Sur Il n’y a que les montagnes qui ne se rencontrent pas, un groupe d’artistes travaille avec des enfants sur le plateau, ils inventent ensemble la dramaturgie, la langue, la manière de jouer, d’être face au public qui leur appartient et qui est très singulière. Pour To burn or not, c’est pareil, ils sont auteurs acteurs non professionnels des formes qu’ils s’inventent. Dentelles et Taffetas, de l’auteur et metteur en scène Julien Mabiala Bissila, raconte la vie du quartier de Saint Mauron. S’étant rendu compte qu’il n’avait quasiment accès qu’à une parole d’homme, il a fait la connaissance d’une couturière qu’il a décidé d’inviter sur scène avec lui. Elle passe du statut de personne à celui de personnage racontant sa vie, son quartier. Les formes s’inventent à chaque fois par rapport à l’expérience menée.
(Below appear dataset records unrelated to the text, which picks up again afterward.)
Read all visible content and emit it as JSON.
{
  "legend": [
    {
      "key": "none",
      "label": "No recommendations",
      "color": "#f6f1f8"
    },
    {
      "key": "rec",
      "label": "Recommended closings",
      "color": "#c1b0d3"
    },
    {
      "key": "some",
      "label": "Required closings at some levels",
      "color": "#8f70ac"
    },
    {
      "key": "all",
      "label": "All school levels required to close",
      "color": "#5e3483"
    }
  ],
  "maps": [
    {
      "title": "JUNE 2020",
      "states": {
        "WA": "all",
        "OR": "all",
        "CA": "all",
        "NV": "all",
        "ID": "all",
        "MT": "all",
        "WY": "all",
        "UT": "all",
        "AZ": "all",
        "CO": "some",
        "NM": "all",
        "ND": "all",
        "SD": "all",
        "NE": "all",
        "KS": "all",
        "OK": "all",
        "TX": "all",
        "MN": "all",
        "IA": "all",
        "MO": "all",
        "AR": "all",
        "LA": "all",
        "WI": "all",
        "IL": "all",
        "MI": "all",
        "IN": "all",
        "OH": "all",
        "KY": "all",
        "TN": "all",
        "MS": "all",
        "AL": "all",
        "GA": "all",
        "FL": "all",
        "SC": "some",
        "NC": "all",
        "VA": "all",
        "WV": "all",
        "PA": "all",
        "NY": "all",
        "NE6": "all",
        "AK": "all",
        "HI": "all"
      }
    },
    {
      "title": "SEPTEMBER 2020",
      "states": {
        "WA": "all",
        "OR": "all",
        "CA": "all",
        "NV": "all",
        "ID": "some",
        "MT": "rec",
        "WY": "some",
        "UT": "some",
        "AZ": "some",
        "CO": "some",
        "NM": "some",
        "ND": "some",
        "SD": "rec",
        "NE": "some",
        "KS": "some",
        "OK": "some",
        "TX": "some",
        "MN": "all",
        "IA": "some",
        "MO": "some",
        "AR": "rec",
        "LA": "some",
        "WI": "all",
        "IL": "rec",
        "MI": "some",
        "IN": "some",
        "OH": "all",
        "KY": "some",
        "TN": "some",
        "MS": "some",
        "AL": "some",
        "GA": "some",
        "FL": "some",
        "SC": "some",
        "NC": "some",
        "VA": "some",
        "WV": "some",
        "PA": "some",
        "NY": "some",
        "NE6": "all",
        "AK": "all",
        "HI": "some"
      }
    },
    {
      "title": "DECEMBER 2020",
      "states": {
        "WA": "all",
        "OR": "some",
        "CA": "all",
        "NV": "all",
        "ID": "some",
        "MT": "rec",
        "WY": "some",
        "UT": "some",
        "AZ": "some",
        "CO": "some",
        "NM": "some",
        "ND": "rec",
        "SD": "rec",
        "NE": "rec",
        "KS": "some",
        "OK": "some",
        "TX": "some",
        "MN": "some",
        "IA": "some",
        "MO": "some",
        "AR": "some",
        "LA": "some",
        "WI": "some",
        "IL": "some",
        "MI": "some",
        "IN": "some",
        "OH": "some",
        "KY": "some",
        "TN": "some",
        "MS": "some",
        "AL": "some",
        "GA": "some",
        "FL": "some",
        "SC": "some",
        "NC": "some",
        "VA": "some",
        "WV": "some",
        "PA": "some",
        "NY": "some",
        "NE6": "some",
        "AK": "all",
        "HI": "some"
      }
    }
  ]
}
David Lescot, lui, est au plus près des témoignages qu’il a recueillis pour La Commission centrale de l’enfance et Ceux qui restent, qui seront dits par des acteurs professionnels devenant les « passeurs » de ces histoires. On va avoir des choses très différentes avec Alexandra Badea et Stéphanie Lupo, deux performeuses qui travaillent sur elles, entremêlant vie intime et actualité. Et dans toute la partie « Ecritures a vif », ce sont des auteurs acteurs. Dans les écritures du réel, l’écriture est rarement séparée du geste de mise en scène, c’est soit une écriture de plateau qui se remet en jeu constamment, soit une collecte et un montage de matériaux puis une mise en jeu. Jérôme Bel réalise quant à lui une histoire de la danse par les danseurs eux-mêmes, un récit d’expérience de création et de travail où il regarde les danseurs comme des travailleurs avec la douleur et l’effort par exemple, une approche rare et intéressante…

 

Vous parlez aussi de nouveaux publics…
Oui, c’est un enjeu fort, on ne peut pas se satisfaire de ce qui est aujourd’hui le public de théâtre, trop souvent dans l’entre-soi. Alors comment ouvrir ? Nous choisissons d’inviter les gens sur la scène, ce qui reconstruit le lien au théâtre, réenclenche un rapport de spectateur et de fait, implique aussi les familles, les amis… Et ceux qui travaillent sur un spectacle vont venir voir autre chose à la Biennale. Le mouvement du voir et du faire est conduit simultanément, pour créer une dynamique de lisibilité. Le spectacle de Sanja Mitrovic, qui fera l’ouverture, convie quatre supporters de l’OM à travailler avec quatre acteurs performers sur le thème de la passion. L’idée est de mettre des mondes en présence dans l’espace théâtral et de voir ce qui peut en naître, sans faire les béni-oui-oui. D’ailleurs, parfois, ça ne marche pas.

 

Le proche peut-il amener à voir du lointain ?
Oui, il nous importe que le théâtre s’ouvre au plus grand nombre.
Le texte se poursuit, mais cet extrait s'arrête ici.